On May 15, the Lido Finance liquid staking platform team rolled out the second version of the protocol following a successful community vote.
Following a successful on-chain vote, Lido V2 is officially here.https://t.co/36EmuagToD
— Lido (@LidoFinance) May 15, 2023
Update received 100% support.
The main points in the protocol update to Lido v2 were:
- the ability to withdraw Ethereum from staking by burning stETH in a ratio of 1:1;
- the launch of a staking router (Staking Router), which is designed to diversify the set of validators and promote further decentralization.
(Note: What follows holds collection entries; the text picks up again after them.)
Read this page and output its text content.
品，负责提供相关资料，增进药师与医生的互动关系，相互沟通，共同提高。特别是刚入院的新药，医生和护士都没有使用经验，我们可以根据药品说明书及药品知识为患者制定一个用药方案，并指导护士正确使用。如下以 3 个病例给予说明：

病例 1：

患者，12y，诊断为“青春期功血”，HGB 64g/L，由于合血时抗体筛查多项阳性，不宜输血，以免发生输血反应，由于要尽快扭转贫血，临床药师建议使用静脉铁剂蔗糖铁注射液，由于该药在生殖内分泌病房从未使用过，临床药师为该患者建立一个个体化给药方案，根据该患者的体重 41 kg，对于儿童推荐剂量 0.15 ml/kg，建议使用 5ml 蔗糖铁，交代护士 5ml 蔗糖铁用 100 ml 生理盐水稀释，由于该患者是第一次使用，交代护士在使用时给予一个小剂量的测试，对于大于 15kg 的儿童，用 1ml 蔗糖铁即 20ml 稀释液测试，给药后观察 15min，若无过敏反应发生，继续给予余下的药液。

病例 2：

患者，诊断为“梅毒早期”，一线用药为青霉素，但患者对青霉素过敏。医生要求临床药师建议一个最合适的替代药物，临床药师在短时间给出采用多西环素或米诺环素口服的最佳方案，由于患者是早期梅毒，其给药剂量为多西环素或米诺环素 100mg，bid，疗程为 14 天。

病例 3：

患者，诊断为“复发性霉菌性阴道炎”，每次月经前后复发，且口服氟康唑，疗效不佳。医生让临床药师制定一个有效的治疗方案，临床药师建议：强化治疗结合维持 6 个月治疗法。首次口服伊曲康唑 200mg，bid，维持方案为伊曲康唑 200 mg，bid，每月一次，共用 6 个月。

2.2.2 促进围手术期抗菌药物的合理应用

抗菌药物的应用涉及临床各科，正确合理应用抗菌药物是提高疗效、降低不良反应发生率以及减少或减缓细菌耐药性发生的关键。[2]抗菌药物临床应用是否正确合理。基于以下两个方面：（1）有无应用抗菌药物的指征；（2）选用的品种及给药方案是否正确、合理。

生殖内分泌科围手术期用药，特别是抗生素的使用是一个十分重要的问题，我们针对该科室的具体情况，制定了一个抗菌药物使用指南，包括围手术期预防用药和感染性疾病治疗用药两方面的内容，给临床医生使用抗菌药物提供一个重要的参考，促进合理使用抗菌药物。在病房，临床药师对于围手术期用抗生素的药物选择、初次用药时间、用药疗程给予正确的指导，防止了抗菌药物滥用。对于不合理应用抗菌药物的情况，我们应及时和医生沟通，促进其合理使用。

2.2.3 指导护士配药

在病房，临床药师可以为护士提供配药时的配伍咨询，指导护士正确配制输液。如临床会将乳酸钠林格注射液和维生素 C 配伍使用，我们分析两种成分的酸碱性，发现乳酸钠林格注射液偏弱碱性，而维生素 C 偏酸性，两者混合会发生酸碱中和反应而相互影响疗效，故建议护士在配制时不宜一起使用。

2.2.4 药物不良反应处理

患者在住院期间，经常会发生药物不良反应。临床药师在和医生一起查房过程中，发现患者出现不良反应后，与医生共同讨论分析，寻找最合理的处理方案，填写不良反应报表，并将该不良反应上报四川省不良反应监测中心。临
A number of other changes, including updates to the Oracle smart contract and back-end off-chain software, aim to support two new key options.
Lido v2 has passed several security audits by Sigma Prime, ChainSecurity, Oxorio, Statemind, HEXENS, MixBytes() and Certora.
“This Lido update made the protocol on Ethereum fully functional, allowing the withdrawal of funds from stETH to Ethereum, and opened up opportunities for experimentation and collaboration with the Staking Router architecture,” the developers said.
According to the dashboard on Dune Analytics, over 20 million ETH is locked in staking. The share of Lido is 31.3% with 6.3 million ETH.

Ethereum developers have opened the possibility of withdrawing assets from staking with the activation of the Shapella hard fork on April 13th.
Recall that on May 9, the Lido team announced the launch of the second version of the protocol based on the results of a three-day voting, which started on May 12.